Amalan ibadah walaupun ibadah yang bersifat privasi sekalipun harus berdampak
positif terhadap pembentukan akhlak yang baik dan memberikan manfaat bagi orang
lain.
Dalam hal ibadah sholat misalnya, ada ayat
Al-Quran yang menyataka bahwa sholat itu mampu mencegah dari perbuatan keji dan
munkar. Logikanya bagaimana kok sholat mampu mencegah orang yang sholat dari
melakukan perbuatan keji dan munkar? Sementara banyak fakta terjadinya
pencurian sandal, sepatu, uang infak
masjid, dan lain-lain di masjid yang merupakan tempat untuk sholat. Hal ini
menunjukkan bahwa orang yang sholat tidak serta merta menjadi orang baik yang
terhindar dari melakukan keji dan mungkar. Hanya orang-orang yang sholatnya sudah
“benar” saja yang akan terhindar dari tindakan keji dan mungkar karena spirit ibadah
sholatnya telah terimplementasi dalam kehidupan sehari-harinya dan berdampak
positif terhadap kehidupan sosial.
Penulis pernah mengalami sendiri kejadian
kehilangan sandal ketika selesai sholat Jumat. Dan luar biasanya adalah Allah
Swt langsung mempertemukan penulis dengan orang yang mengambil sandal dan
sandal penulis akhirnya kembali. Tidak disangka-sangka, ternyata orang yang memakai
sandal penulis adalah teman kerja penulis sendiri. Kejadiannya adalah setelah
kebingungan mencari sandal penulis dan tidak menemukan juga, akhirnya penulis memutuskan
kembali ke kantor dengan berjalan berjalan kaki tanpa memakai alas kaki.

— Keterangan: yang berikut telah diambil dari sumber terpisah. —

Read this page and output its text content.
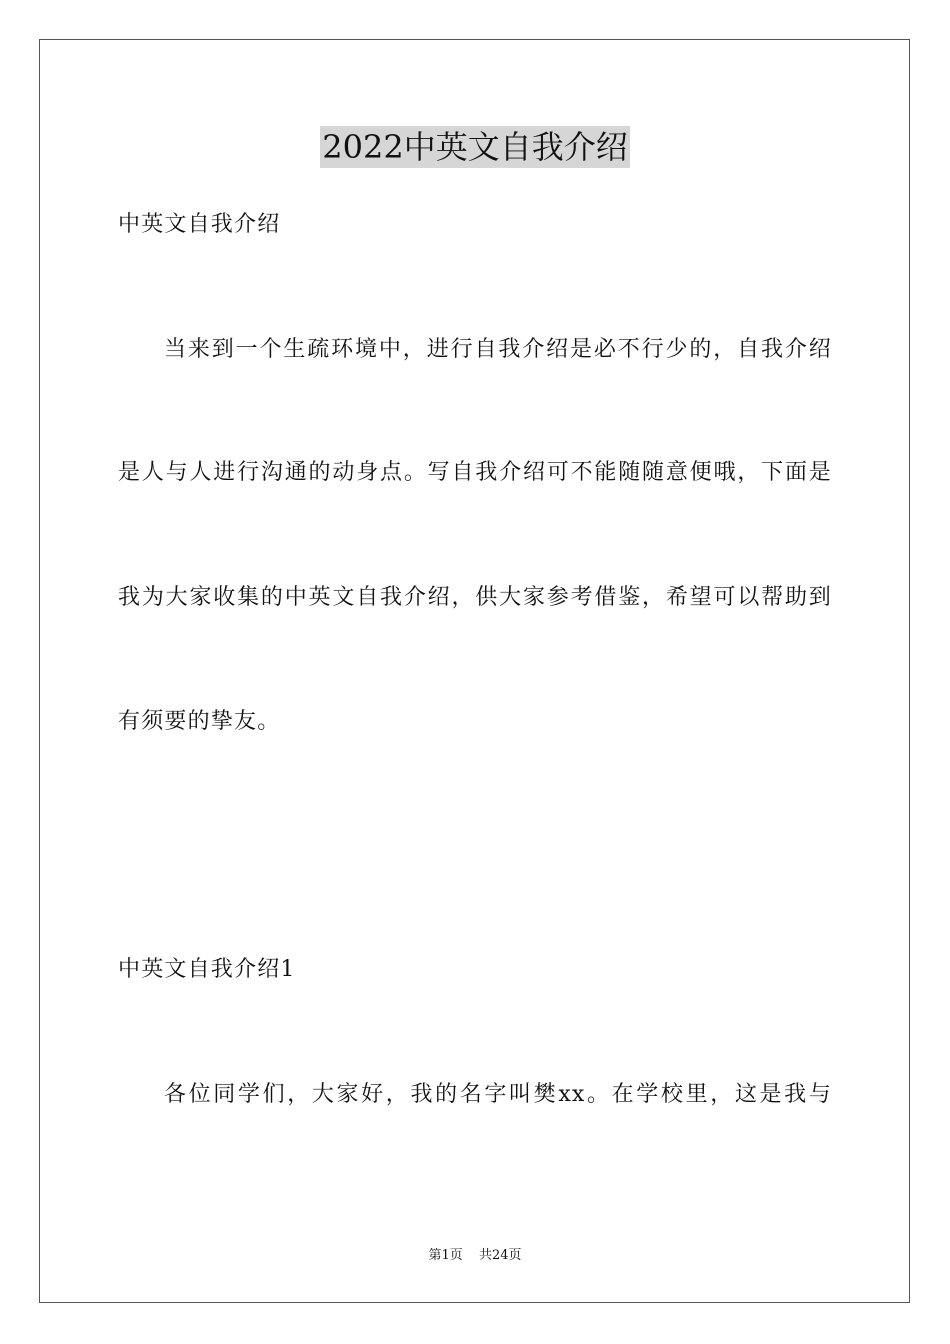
2022中英文自我介绍
中英文自我介绍
当来到一个生疏环境中，进行自我介绍是必不行少的，自我介绍
是人与人进行沟通的动身点。写自我介绍可不能随随意便哦，下面是
我为大家收集的中英文自我介绍，供大家参考借鉴，希望可以帮助到
有须要的挚友。
中英文自我介绍1
各位同学们，大家好，我的名字叫樊xx。在学校里，这是我与
第1页 共24页
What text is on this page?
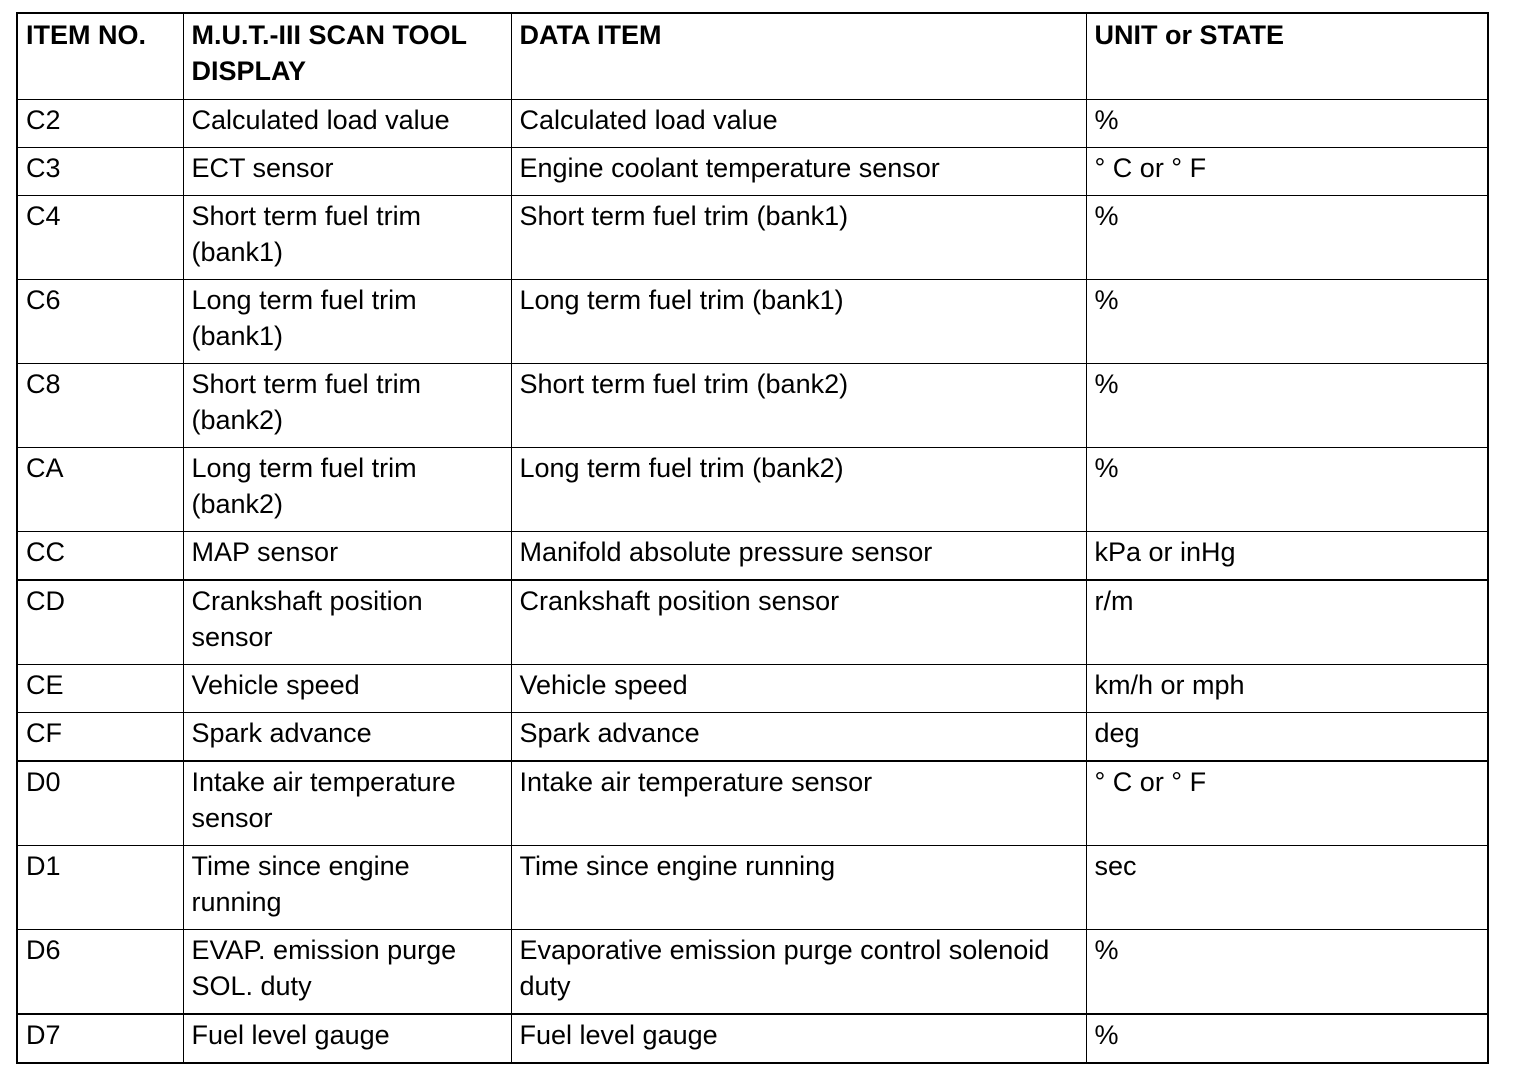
ITEM NO.	M.U.T.-III SCAN TOOL DISPLAY	DATA ITEM	UNIT or STATE
C2	Calculated load value	Calculated load value	%
C3	ECT sensor	Engine coolant temperature sensor	° C or ° F
C4	Short term fuel trim (bank1)	Short term fuel trim (bank1)	%
C6	Long term fuel trim (bank1)	Long term fuel trim (bank1)	%
C8	Short term fuel trim (bank2)	Short term fuel trim (bank2)	%
CA	Long term fuel trim (bank2)	Long term fuel trim (bank2)	%
CC	MAP sensor	Manifold absolute pressure sensor	kPa or inHg
CD	Crankshaft position sensor	Crankshaft position sensor	r/m
CE	Vehicle speed	Vehicle speed	km/h or mph
CF	Spark advance	Spark advance	deg
D0	Intake air temperature sensor	Intake air temperature sensor	° C or ° F
D1	Time since engine running	Time since engine running	sec
D6	EVAP. emission purge SOL. duty	Evaporative emission purge control solenoid duty	%
D7	Fuel level gauge	Fuel level gauge	%
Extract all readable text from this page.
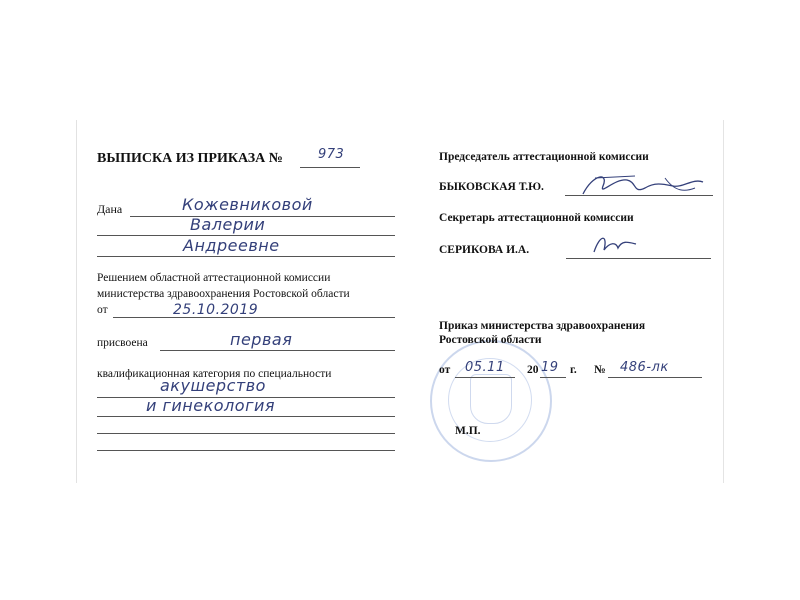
ВЫПИСКА ИЗ ПРИКАЗА №	973
Дана	Кожевниковой
Валерии
Андреевне
Решением областной аттестационной комиссии
министерства здравоохранения Ростовской области
от	25.10.2019
присвоена	первая
квалификационная категория по специальности
акушерство
и гинекология
Председатель аттестационной комиссии
БЫКОВСКАЯ Т.Ю.
Секретарь аттестационной комиссии
СЕРИКОВА И.А.
Приказ министерства здравоохранения
Ростовской области
от 05.11 20 19 г. № 486-лк
М.П.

Tiba-tiba hati penulis tergerak untuk mampir dulu ke ruang kerja teman sebelum
kembali ke kantor. Di ruang kerja teman tersebut, kami mengobrol ringan dan di sela-sela
obrolan tersebut penulis bercerita bahwa baru saja kehilangan sandal di masjid.
Kemudian teman penulis menanggapi dengan bertanya bagaimana ciri-ciri sandalnyang
hilang. Setelah penulis menjelaskan ciri-ciri sandal yang hilang, tiba-tiba
teman penulis tersebut menyodorkan kakinya dan menanyakan apakah sandal ini
yang hilang? Penulis agak kaget dan sedikit heran, kok bisa sandal penulis
dipakai olehnya? Akhirnya teman penulis tersebut bercerita bahwa awalnya sandal
dia yang hilang. Karena sudah berusaha mencari-mencari tidak menemukan juga,
akhirnya ia memutuskan mengambil sandal lain sebagai pengganti sandalnya yang
hilang dan kebetulan (qadarullah) yang diambil adalah sandal penulis. Atas kehendak
Allah lah pula kaki penulis digerakkan untuk mampir ke ruang kerja teman
tersebut dan menceritakan kejadian kehilangan sandal. Kejadian yang serba
kebetulan tersebut pasti telah diskenariokan oleh Allah Swt untuk menegur dan
menyadarkan teman penulis dari tindakannya yang keliru tersebut. Seharusnya dia
ketika kehilangan sandal bisa mengikhlaskan diri sehingga menjadi kebaikan
baginya, bukan malah melakukan perbuatan tidak benar dengan gantian mengambil sandal
orang lain. Untungnya teman penulis tersebut masih bisa bersikap jujur walaupun
jelas ia merasa malu atas tindakannya yang konyol tersebut. Akhirnya dia meminta
maaf dan penulis pun segera memaafkannya
dan tidak memperpanjang permasalahannya, toh sandal penulis sudah kembali. Tetapi
dari kejadian yang sedikit “menggelikan” tersebut penulis telah belajar sebuah
hikmah yang langsung diperlihatkan oleh Allah Swt.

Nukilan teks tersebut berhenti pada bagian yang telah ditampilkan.